1 John 2:17 Love not the world, neither the things that are in the world. If any man love the world, the love of the Father is not in him.

16 For all that is in the world, the lust of the flesh, and the lust of the eyes, and the pride of life, is not of the Father, but is of the world.

17 And the world passeth away, and the lust thereof: but he that doeth the will of God abideth forever.

INTRODUCTION: To set the stage for this message I want to share some personal observations with you that I hope you can relate to. First, the Bible teaches us that God has placed something inside of every human being that tells us that there is more to life that just what we can experience with our five senses; that there is something beyond this life, that life is more than just birth and death. Yet, there are so many, even many who profess to be Christians who seem to be living for the moment, just for this life. Second, I don't think that I can remember a time in my life when it was any more difficult to live the Christian life, not that we are being persecuted or anything like, but the lines between what it means to be a Christian or not have become so blurred that there is seemingly little difference between the two, and therein lies the difficulty. How can we know that we are on the right track? How can we know that when we come to end of life here on earth that we can be assured that we will have a home in heaven? The Apostle John gives us several admonitions and declares several truths so based on that I want to ask three questions. First, what is:

I. The Focus on Our Affections

Colossians 3:2 Set your affection on things above, not on things on the earth.

a. The prohibition

If we want to have a life that lasts we cannot "...love the world, neither the things that are in the world..."

(Prohibition with mē and the present active imperative of agapaō, either stop doing it or do not have the habit of doing it.)

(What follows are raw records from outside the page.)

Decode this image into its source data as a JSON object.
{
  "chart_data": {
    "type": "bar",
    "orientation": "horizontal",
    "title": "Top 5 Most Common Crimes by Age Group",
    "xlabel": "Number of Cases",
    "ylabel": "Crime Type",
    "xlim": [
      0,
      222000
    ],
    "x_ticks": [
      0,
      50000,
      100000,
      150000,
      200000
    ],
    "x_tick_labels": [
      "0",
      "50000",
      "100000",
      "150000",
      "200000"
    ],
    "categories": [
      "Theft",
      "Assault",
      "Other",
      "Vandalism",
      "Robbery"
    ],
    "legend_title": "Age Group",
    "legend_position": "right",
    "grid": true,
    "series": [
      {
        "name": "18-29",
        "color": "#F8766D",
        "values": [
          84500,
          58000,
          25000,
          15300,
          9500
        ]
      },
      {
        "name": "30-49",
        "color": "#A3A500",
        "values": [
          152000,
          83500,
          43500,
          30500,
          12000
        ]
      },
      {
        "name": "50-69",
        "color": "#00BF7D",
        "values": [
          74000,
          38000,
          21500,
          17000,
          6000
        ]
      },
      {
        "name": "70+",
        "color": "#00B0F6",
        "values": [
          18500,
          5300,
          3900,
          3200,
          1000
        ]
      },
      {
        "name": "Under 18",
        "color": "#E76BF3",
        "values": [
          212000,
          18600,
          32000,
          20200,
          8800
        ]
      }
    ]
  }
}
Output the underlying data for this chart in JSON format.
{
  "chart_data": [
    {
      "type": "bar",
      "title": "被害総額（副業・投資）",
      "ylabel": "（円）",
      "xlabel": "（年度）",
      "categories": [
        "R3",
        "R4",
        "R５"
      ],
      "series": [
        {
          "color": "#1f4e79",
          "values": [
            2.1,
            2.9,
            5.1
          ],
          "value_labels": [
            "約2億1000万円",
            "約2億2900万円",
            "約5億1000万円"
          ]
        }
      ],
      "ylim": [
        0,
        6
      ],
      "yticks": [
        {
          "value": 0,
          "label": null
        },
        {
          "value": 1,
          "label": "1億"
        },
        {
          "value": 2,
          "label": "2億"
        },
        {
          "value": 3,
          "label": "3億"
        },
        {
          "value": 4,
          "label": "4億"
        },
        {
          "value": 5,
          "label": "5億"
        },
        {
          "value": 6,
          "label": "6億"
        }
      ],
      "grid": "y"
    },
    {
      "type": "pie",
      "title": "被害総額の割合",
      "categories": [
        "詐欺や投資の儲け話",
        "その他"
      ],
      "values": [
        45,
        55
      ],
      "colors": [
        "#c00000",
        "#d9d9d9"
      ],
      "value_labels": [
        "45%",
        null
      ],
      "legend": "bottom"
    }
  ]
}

ILL - A recent survey of Discipleship Journal readers ranked areas of greatest spiritual challenge to them. These are listed in this order. 1. Materialism. 2. Pride. 3. Self-centeredness. 4. Laziness. 5. Tied were: Anger/Bitterness/Sexual lust. 6. Envy. 7. Gluttony. 8. Lying. (3)

There's little difference in ethical behavior between the churched and the unchurched. Religion, for most people, isn't really a life changing experience. People cite it as important, for instance, in overcoming depression, getting through a problem at home, work, or school but it doesn't seem to have first place in determining personal behavior.

b. The problem

The Apostles point is "if any keep on loving the world," that is, there is the possibility that a man might profess to be a Christian but still love the world. This individual still has an attachment to the world and the "...things..." of the world (Greek kosmos) which for those of John's day would have been a distinctly Roman world and its system.

c. The paradox

The love of the world and the love of the Father are so opposed that we cannot do both at once. John says that is impossible for "...the love of the Father..." to dwell in such a person.